Final answer:
The dominant mode with the lowest cutoff frequency in a WR-90 rectangular waveguide is the TE10 mode. The cutoff frequency for this mode can be calculated using the given dimensions of the waveguide and is approximately 8.288 GHz.
Step-by-step explanation:
A WR-90 rectangular waveguide has cross-sectional dimensions of 22.86 mm x 10.16 mm. The lowest cutoff frequency (dominant) mode occurs when the TE10 mode is excited, which has the lowest cutoff frequency among all possible modes in this waveguide.
In a rectangular waveguide, the cutoff frequency is inversely proportional to the dimensions of the waveguide.
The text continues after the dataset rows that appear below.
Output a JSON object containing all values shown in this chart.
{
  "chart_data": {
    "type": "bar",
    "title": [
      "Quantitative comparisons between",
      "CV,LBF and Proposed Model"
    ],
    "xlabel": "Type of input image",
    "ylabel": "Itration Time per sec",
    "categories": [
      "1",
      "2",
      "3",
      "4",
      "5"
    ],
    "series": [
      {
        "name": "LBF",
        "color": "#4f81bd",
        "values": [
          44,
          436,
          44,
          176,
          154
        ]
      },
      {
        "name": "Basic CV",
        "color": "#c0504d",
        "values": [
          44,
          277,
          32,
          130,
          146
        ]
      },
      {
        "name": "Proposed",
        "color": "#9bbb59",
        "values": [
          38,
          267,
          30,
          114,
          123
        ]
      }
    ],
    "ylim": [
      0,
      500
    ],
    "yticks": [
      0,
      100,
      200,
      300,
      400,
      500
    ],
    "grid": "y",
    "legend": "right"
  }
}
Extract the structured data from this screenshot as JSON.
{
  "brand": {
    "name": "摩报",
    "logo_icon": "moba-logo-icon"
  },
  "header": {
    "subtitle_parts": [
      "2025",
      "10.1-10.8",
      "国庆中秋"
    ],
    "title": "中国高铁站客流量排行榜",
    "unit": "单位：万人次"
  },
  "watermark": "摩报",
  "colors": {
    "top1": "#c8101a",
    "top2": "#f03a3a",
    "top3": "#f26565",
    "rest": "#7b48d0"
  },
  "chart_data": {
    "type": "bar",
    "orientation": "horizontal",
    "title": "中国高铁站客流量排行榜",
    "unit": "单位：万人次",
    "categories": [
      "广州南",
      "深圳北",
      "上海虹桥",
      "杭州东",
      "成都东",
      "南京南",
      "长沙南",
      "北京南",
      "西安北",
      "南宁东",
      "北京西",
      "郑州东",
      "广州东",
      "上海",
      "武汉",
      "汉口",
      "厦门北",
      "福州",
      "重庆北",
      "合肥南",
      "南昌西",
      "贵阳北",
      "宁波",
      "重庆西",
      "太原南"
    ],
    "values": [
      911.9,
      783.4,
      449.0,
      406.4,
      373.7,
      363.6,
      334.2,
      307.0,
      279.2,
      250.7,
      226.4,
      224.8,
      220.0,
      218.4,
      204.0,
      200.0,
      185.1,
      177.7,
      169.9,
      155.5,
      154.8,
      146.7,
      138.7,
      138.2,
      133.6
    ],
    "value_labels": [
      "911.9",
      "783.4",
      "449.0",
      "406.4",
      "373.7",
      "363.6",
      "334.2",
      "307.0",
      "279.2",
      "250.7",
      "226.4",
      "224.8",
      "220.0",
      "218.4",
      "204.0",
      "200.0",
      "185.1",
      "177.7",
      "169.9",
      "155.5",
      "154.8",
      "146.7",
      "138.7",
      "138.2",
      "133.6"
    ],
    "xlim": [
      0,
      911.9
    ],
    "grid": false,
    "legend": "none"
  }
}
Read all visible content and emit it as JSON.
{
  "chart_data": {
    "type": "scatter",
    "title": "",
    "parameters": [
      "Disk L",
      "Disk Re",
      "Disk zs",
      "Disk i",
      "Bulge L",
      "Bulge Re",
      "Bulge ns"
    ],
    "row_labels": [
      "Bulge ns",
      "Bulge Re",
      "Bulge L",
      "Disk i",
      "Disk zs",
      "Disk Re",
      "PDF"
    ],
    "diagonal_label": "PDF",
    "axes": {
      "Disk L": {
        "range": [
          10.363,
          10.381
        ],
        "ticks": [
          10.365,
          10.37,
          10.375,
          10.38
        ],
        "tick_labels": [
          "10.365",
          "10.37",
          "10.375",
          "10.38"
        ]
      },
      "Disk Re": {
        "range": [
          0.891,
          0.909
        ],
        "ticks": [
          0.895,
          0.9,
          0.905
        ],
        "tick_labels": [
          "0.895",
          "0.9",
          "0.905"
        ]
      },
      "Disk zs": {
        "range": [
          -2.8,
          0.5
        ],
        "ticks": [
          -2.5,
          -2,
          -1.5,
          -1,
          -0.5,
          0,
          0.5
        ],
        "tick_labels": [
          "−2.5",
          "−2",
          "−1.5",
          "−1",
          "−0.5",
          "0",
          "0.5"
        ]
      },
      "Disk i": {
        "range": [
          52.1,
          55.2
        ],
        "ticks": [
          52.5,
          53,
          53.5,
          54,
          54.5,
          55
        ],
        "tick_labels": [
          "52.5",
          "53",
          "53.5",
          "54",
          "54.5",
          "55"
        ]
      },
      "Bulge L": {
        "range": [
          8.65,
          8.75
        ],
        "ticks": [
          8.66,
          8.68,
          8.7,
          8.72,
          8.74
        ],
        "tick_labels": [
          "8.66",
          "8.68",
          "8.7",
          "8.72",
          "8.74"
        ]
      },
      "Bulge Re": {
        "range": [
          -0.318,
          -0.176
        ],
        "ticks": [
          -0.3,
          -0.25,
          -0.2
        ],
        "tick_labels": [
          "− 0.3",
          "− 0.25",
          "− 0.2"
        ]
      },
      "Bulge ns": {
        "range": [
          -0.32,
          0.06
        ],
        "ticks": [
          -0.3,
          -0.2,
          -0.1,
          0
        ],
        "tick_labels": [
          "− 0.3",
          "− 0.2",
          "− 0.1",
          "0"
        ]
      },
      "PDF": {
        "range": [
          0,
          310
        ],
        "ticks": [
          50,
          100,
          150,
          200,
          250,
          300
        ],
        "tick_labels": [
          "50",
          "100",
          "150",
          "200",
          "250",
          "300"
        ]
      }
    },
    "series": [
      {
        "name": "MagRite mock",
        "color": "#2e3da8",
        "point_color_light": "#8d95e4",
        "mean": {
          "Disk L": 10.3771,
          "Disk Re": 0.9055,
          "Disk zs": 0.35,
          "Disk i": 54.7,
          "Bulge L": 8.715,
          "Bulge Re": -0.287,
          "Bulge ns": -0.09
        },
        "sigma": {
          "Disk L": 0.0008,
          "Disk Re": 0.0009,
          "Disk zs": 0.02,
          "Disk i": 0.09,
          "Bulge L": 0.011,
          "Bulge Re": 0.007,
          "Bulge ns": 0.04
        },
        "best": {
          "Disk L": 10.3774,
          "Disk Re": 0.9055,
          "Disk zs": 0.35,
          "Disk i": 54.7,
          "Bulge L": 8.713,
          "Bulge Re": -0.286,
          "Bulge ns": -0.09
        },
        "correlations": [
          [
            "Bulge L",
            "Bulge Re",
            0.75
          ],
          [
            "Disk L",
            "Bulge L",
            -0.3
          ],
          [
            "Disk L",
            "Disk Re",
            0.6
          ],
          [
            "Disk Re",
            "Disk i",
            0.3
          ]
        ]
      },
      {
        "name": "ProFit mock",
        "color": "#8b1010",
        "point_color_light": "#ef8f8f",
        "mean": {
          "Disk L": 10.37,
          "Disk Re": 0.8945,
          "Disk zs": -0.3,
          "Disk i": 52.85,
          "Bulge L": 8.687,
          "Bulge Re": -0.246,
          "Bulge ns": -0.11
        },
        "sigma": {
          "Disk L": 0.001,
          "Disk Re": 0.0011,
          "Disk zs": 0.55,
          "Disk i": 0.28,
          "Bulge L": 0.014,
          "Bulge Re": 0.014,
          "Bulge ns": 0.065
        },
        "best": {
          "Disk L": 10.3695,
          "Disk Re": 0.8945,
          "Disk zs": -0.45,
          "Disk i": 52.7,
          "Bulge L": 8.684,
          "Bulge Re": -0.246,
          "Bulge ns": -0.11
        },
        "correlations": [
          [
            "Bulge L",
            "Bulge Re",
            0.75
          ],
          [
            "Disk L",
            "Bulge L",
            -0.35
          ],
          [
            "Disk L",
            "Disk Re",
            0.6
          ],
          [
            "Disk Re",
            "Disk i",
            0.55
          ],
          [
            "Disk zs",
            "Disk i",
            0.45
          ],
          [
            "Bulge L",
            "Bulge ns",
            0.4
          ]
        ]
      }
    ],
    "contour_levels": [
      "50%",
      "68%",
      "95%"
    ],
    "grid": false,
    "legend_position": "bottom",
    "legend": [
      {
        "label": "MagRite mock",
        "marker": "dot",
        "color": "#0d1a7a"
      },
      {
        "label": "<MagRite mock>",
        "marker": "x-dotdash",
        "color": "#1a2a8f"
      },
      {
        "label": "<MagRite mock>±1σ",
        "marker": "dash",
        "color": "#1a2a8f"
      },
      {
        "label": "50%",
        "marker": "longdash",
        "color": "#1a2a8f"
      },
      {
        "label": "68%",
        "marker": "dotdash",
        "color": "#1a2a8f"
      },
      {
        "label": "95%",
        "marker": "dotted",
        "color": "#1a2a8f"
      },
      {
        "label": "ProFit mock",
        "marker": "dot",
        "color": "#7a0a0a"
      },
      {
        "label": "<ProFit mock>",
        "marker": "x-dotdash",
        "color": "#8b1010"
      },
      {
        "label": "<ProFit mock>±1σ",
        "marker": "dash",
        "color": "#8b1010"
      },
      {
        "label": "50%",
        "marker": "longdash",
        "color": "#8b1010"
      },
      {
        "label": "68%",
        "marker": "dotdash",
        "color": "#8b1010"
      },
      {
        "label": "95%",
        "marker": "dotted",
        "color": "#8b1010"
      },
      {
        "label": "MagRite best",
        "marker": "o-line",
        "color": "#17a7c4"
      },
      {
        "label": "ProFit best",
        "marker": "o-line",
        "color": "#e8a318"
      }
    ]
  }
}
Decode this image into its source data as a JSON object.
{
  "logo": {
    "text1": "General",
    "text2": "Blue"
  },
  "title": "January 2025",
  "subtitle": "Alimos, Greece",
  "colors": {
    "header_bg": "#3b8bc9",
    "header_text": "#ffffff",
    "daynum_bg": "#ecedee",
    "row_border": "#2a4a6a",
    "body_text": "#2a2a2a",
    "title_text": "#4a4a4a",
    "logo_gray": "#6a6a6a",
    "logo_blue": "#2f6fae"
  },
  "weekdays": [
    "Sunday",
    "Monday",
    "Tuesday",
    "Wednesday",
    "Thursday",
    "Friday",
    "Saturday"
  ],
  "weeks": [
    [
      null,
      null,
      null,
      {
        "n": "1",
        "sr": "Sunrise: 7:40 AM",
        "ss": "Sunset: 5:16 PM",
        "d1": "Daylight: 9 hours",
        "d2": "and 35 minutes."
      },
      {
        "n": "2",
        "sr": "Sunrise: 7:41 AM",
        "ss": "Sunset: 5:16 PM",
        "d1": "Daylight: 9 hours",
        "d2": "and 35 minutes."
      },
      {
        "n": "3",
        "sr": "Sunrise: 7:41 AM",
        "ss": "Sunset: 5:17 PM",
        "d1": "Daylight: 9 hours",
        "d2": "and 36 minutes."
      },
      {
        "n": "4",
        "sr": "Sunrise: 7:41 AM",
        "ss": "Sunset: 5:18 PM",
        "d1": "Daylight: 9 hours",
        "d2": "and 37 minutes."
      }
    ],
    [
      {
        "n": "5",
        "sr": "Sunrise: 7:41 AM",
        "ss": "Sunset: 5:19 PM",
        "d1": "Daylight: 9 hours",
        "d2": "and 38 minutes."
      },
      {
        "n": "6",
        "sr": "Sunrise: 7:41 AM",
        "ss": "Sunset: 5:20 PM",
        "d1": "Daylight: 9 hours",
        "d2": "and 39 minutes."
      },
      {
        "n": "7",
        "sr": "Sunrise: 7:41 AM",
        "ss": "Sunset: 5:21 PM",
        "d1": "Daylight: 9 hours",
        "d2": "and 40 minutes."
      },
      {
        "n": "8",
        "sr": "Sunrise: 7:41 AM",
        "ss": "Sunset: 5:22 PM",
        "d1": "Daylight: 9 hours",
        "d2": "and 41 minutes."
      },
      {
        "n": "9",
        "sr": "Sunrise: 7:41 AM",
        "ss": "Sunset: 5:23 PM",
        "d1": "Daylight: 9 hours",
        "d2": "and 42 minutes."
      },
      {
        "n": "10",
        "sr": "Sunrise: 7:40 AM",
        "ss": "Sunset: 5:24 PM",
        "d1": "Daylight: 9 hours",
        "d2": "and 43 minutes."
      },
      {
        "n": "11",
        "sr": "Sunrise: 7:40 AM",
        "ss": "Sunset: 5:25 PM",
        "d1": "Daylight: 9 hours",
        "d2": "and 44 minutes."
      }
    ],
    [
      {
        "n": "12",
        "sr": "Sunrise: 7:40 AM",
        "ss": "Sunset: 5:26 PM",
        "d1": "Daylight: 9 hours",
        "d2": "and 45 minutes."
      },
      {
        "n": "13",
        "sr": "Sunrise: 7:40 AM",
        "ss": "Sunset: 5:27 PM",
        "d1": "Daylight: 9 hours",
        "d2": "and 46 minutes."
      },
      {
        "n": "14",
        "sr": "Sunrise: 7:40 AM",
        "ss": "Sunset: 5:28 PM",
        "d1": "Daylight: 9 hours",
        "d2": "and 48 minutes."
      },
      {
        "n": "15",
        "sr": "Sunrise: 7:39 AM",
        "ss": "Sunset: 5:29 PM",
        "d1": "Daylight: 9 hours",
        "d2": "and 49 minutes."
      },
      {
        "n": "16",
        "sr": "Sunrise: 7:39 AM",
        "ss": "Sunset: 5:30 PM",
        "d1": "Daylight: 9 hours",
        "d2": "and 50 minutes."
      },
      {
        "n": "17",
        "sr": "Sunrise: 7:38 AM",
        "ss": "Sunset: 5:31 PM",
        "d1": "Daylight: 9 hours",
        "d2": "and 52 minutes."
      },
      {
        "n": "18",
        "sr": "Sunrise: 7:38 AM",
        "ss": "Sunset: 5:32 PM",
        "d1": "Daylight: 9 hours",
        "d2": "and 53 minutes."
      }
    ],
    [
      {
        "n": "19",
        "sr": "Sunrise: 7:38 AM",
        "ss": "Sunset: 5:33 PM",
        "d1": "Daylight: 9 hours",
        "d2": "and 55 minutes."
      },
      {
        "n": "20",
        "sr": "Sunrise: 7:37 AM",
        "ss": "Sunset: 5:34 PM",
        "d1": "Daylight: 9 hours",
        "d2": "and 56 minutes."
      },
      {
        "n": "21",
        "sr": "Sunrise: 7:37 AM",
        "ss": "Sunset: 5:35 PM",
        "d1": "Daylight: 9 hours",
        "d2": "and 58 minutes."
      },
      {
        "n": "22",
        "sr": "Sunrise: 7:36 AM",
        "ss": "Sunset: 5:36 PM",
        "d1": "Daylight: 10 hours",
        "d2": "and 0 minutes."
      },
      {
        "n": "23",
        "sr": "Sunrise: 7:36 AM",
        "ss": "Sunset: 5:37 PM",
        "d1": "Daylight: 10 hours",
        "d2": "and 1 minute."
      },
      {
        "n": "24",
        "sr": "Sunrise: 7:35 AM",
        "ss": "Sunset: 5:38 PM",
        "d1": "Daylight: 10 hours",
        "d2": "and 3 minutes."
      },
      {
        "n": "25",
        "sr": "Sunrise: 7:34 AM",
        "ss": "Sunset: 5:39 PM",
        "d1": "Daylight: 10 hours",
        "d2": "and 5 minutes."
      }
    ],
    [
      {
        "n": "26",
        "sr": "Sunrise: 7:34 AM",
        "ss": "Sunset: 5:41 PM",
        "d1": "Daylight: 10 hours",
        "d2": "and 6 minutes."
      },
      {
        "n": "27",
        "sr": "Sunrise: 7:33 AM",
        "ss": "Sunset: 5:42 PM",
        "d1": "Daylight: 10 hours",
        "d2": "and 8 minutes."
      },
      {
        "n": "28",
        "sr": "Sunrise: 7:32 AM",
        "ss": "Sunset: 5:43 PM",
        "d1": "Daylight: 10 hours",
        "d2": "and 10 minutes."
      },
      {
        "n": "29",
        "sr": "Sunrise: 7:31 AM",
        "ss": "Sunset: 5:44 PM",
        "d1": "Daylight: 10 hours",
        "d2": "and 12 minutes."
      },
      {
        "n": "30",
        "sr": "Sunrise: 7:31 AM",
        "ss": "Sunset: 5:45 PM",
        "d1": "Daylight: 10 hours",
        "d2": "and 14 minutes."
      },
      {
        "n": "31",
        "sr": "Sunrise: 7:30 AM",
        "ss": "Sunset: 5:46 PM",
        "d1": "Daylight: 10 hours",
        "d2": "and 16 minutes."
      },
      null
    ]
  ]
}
The cutoff frequency for the TE10 mode can be calculated using the formula:
Cutoff frequency = (c / 2π) * sqrt((m/a)^2 + (n/b)^2)
where c is the speed of light, a and b are the width and height of the waveguide, and m and n are the mode numbers. For the TE10 mode, m = 1 and n = 0.
Using the given dimensions of the waveguide, the cutoff frequency for the TE10 mode can be calculated as:
Cutoff frequency = (3e8 / 2π) * sqrt((1/0.02286)^2 + (0/0.01016)^2)
Calculating the above expression gives the cutoff frequency as approximately 8.288 GHz.